At a town hall meeting Saturday, in which Liljenquist repeatedly touted his tenure at "Mitt's company” -- a reference to Bain & Co. -- Liljenquist was asked, “Are you in favor of reinstituting Glass-Steagall?” the Depression-era law that put a firewall between investment and deposit banks.
“I am in favor of reinstituting Glass-Steagall,” he says in a video of the event uploaded to YouTube by user Joseph Antley, “but let's take it offline. It's very complicated for most people,” he says to the audience member, who had asked several questions. “I'd reinstate Glass-Steagall. We'd put the wall back up between investment banks (think Goldman Sachs) and deposit banks (think Wells Fargo),” he said in response to a separate question at the same event, according to a transcript from local blogger John English.
Considering that anti-Wall Street hero and Massachusetts Democrat Elizabeth Warren has had a hard time attracting Democratic support for her call to reinstate Glass-Steagell, it’s interesting to hear a conservative Utah Republican voice support for the bank regulation. Especially considering that in the same town hall, Liljenquist said he is a "huge Mitt Romney supporter" and vowed that he would "use every ounce of my training at Bain Consulting and in the private sector to dive into the financial issues of our time.”
“I’m a little surprised to hear that,” said Tim Chambless of the Hinckley Institute of Politics at the University of Utah, a frequent commenter on Utah politics. So surprised, in fact, that Chambless wanted to hold off on responding to it before he could verify the quote and read it for himself.
The Liljenquist campaign did not respond to multiple requests for clarification.
The question came after Liljenquist discussed his opposition to bank bailouts and his belief that Wall Street was engaged in overly risky behavior before the financial crisis. “When you take the downside of that behavior away, then people engage in riskier and riskier and riskier behavior,” he said. “And that’s what happened with Wall Street.
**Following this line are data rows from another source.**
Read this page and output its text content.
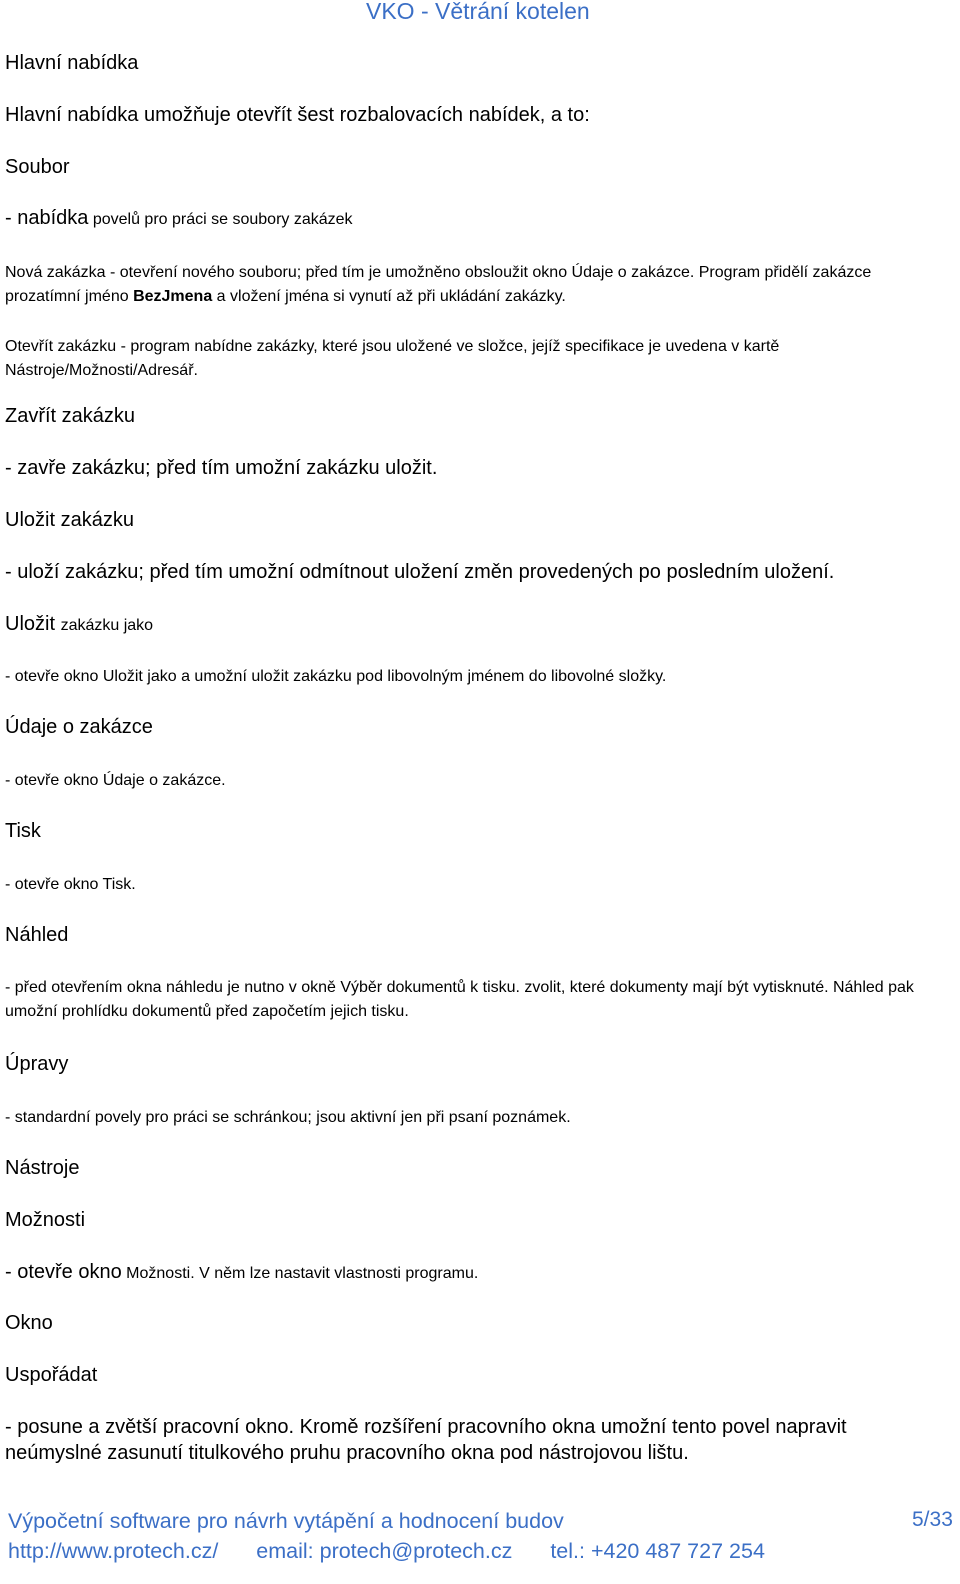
VKO - Větrání kotelen

Hlavní nabídka

Hlavní nabídka umožňuje otevřít šest rozbalovacích nabídek, a to:

Soubor

- nabídka povelů pro práci se soubory zakázek

Nová zakázka - otevření nového souboru; před tím je umožněno obsloužit okno Údaje o zakázce. Program přidělí zakázce prozatímní jméno BezJmena a vložení jména si vynutí až při ukládání zakázky.

Otevřít zakázku - program nabídne zakázky, které jsou uložené ve složce, jejíž specifikace je uvedena v kartě Nástroje/Možnosti/Adresář.

Zavřít zakázku

- zavře zakázku; před tím umožní zakázku uložit.

Uložit zakázku

- uloží zakázku; před tím umožní odmítnout uložení změn provedených po posledním uložení.

Uložit zakázku jako

- otevře okno Uložit jako a umožní uložit zakázku pod libovolným jménem do libovolné složky.

Údaje o zakázce

- otevře okno Údaje o zakázce.

Tisk

- otevře okno Tisk.

Náhled

- před otevřením okna náhledu je nutno v okně Výběr dokumentů k tisku. zvolit, které dokumenty mají být vytisknuté. Náhled pak umožní prohlídku dokumentů před započetím jejich tisku.

Úpravy

- standardní povely pro práci se schránkou; jsou aktivní jen při psaní poznámek.

Nástroje

Možnosti

- otevře okno Možnosti. V něm lze nastavit vlastnosti programu.

Okno

Uspořádat

- posune a zvětší pracovní okno. Kromě rozšíření pracovního okna umožní tento povel napravit neúmyslné zasunutí titulkového pruhu pracovního okna pod nástrojovou lištu.

Výpočetní software pro návrh vytápění a hodnocení budov	5/33
http://www.protech.cz/ email: protech@protech.cz tel.: +420 487 727 254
They got away from all good lending practices, they got away from all rationality, they leveraged themselves up 42 to 1 on the dollar thinking, you know what, if this goes south, we’ll get ours and everything will be fine,” he added.
The video of the town hall was embedded in several news stories about the campaign, but Liljenquist’s comment on Glass-Steagall appears to have gone unnoticed, until now.
Liljenquist forced Hatch into a primary, scheduled for later this month, after the veteran senator, who has served 34 years in Washington, failed to secure enough votes at the Utah GOP convention in April to head off an election. While there’s been scant polling, Hatch remains the favorite, but had to move well to the right to shore up conservative support. Sarah Palin endorsed Hatch last month, angering some conservative activists, and while most major conservative super PACs have so far stayed out of the race, they could jump in against him at any moment. Liljenquist has tried to make a big issue of Hatch’s reluctance to confront the challenger in person, and is even planning to debate a cardboard cutout of Hatch on Thursday.